DIW-Ökonomin Claudia Kemfert
Risiken der Atomkraft
Leitet die Abteilung Energie, Verkehr und Umwelt am Deutschen Institut für Wirtschaftsforschung (DIW Berlin): Claudia Kemfert Foto: DIW Berlin
Seit Kernkraft kommerziell genutzt wird, kommt es immer wieder zu größeren Unfällen in Kraftwerken. Claudia Kemfert und Christian von Hirschhausen vom DIW Berlin zeichnen mit Ben Wealer, Fabian Präger und Björn Steigerwald von der Technischen Universität Berlin die Vorfälle der Nachkriegszeit nach.

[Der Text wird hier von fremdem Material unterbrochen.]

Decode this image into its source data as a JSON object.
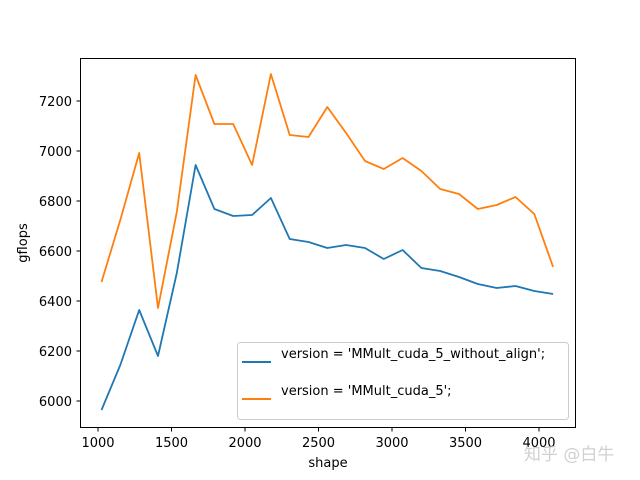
{
  "chart_data": {
    "type": "line",
    "title": "",
    "xlabel": "shape",
    "ylabel": "gflops",
    "xlim": [
      870,
      4225
    ],
    "ylim": [
      5890,
      7370
    ],
    "xticks": [
      1000,
      1500,
      2000,
      2500,
      3000,
      3500,
      4000
    ],
    "xtick_labels": [
      "1000",
      "1500",
      "2000",
      "2500",
      "3000",
      "3500",
      "4000"
    ],
    "yticks": [
      6000,
      6200,
      6400,
      6600,
      6800,
      7000,
      7200
    ],
    "ytick_labels": [
      "6000",
      "6200",
      "6400",
      "6600",
      "6800",
      "7000",
      "7200"
    ],
    "grid": false,
    "legend_position": "lower right",
    "x": [
      1024,
      1152,
      1280,
      1408,
      1536,
      1664,
      1792,
      1920,
      2048,
      2176,
      2304,
      2432,
      2560,
      2688,
      2816,
      2944,
      3072,
      3200,
      3328,
      3456,
      3584,
      3712,
      3840,
      3968,
      4096
    ],
    "series": [
      {
        "name": "version = 'MMult_cuda_5_without_align';",
        "color": "#1f77b4",
        "values": [
          5964,
          6144,
          6364,
          6180,
          6512,
          6944,
          6768,
          6740,
          6744,
          6812,
          6648,
          6636,
          6612,
          6624,
          6612,
          6568,
          6604,
          6532,
          6520,
          6496,
          6468,
          6452,
          6460,
          6440,
          6428
        ]
      },
      {
        "name": "version = 'MMult_cuda_5';",
        "color": "#ff7f0e",
        "values": [
          6476,
          6724,
          6992,
          6372,
          6756,
          7304,
          7108,
          7108,
          6944,
          7308,
          7064,
          7056,
          7176,
          7072,
          6960,
          6928,
          6972,
          6920,
          6848,
          6828,
          6768,
          6784,
          6816,
          6748,
          6536
        ]
      }
    ]
  },
  "watermark": "知乎 @白牛"
}
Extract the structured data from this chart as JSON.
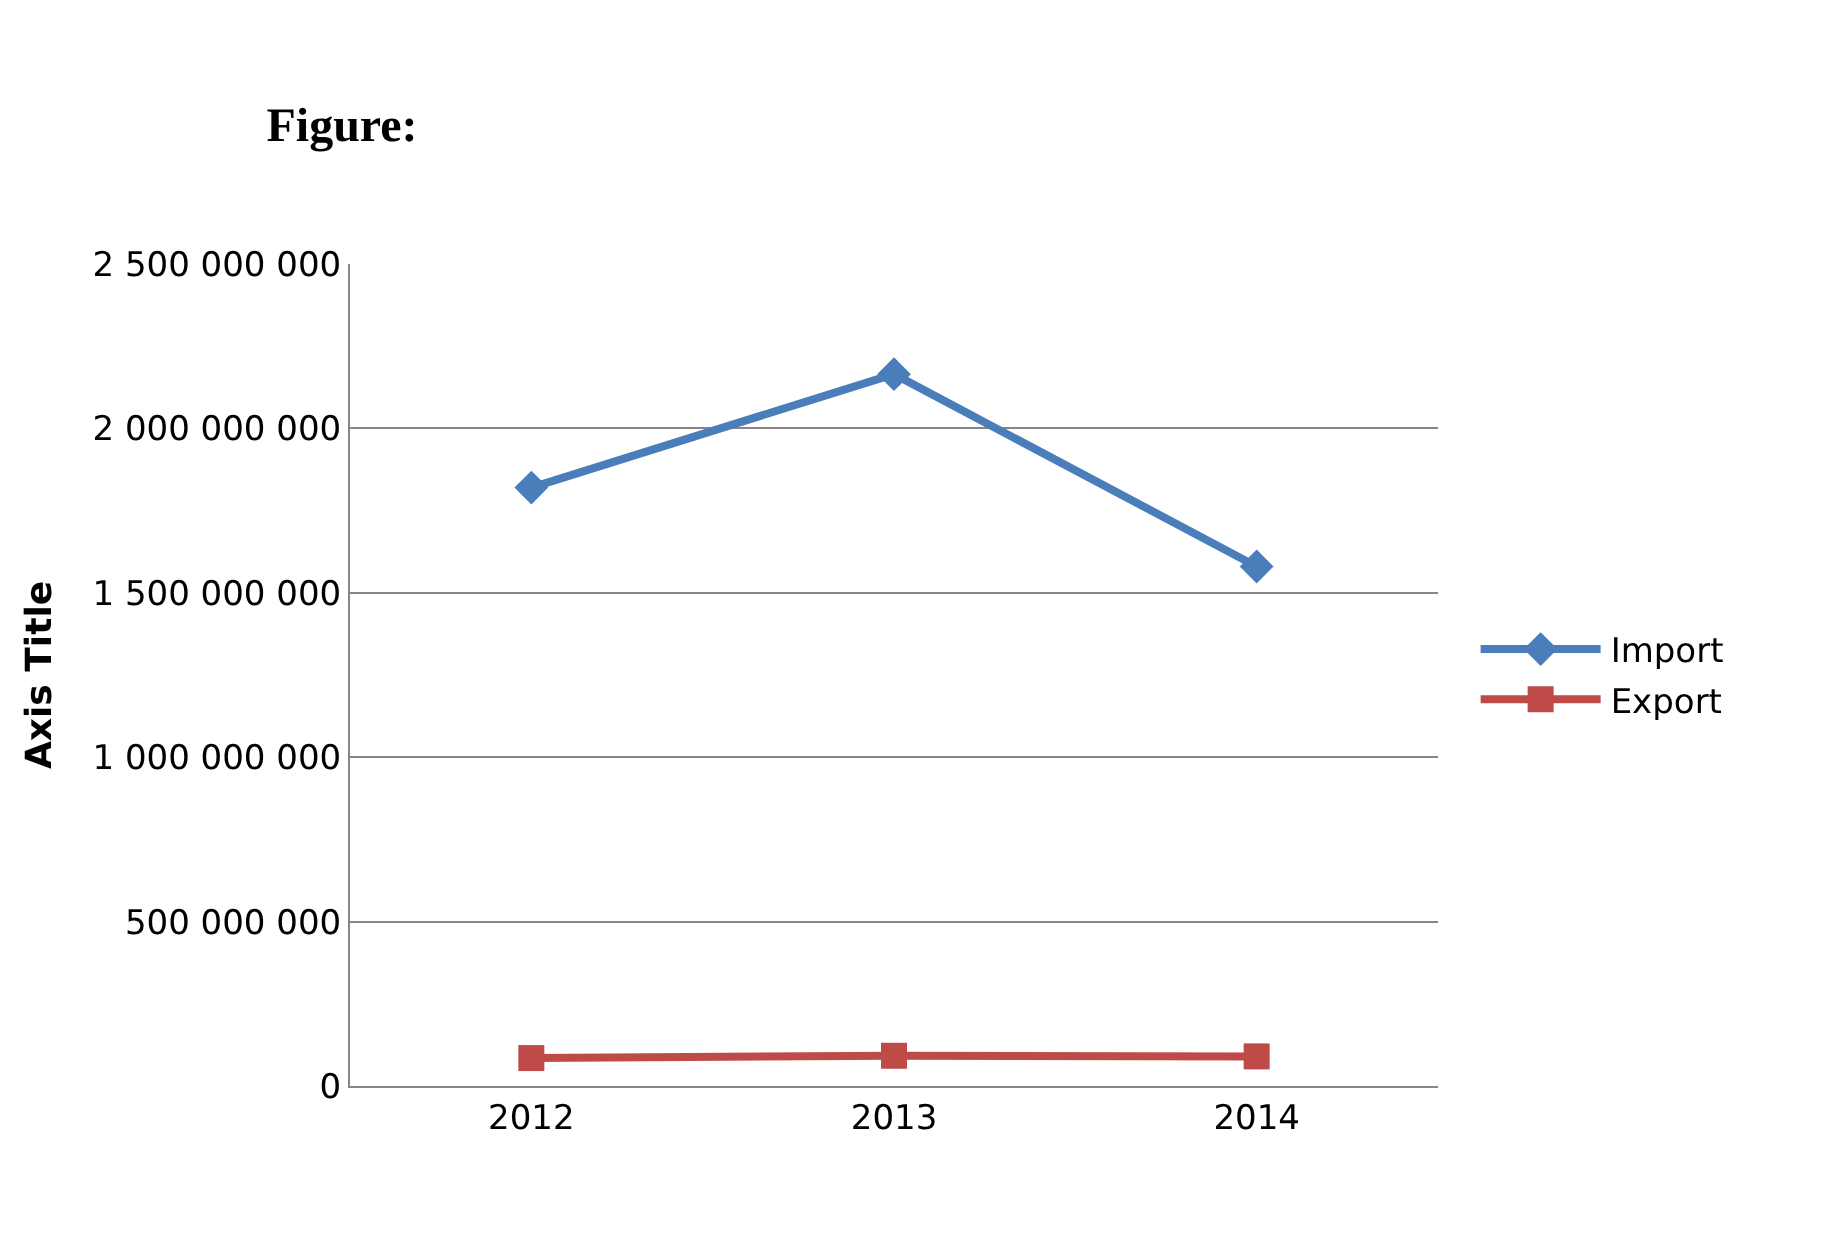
{
  "chart_data": {
    "type": "line",
    "title": "Figure:",
    "ylabel": "Axis Title",
    "categories": [
      "2012",
      "2013",
      "2014"
    ],
    "series": [
      {
        "name": "Import",
        "color": "#4a7ebb",
        "values": [
          1820000000,
          2165000000,
          1580000000
        ],
        "marker": "diamond"
      },
      {
        "name": "Export",
        "color": "#be4b48",
        "values": [
          85000000,
          92000000,
          90000000
        ],
        "marker": "square"
      }
    ],
    "ylim": [
      0,
      2500000000
    ],
    "yticks": [
      {
        "value": 0,
        "label": "0"
      },
      {
        "value": 500000000,
        "label": "500 000 000"
      },
      {
        "value": 1000000000,
        "label": "1 000 000 000"
      },
      {
        "value": 1500000000,
        "label": "1 500 000 000"
      },
      {
        "value": 2000000000,
        "label": "2 000 000 000"
      },
      {
        "value": 2500000000,
        "label": "2 500 000 000"
      }
    ],
    "grid": "y",
    "legend": "right",
    "line_style": "solid"
  }
}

Seit dem Beginn der Nutzung der Kernkraft stehen Fragen der Reaktorsicherheit im Mittelpunkt des kritischen Umgangs mit dieser Technologie. In Kernreaktoren werden nicht nur während des Produktionsprozesses große Mengen an Energie und radioaktiver Strahlung erzeugt, sondern dieser Prozess hält lange nach dem Ende der kommerziellen Nutzung noch an. Daher müssen drei Schutzziele über sehr lange Zeiträume beachtet werden:5 der Einschluss der radioaktiven Brennelemente und anderer Stoffe, die Kontrolle der Leistung („Reaktivität“) sowie die Abführung der im Reaktorkern entstehenden Wärme und die Kühlung der Brennelemente.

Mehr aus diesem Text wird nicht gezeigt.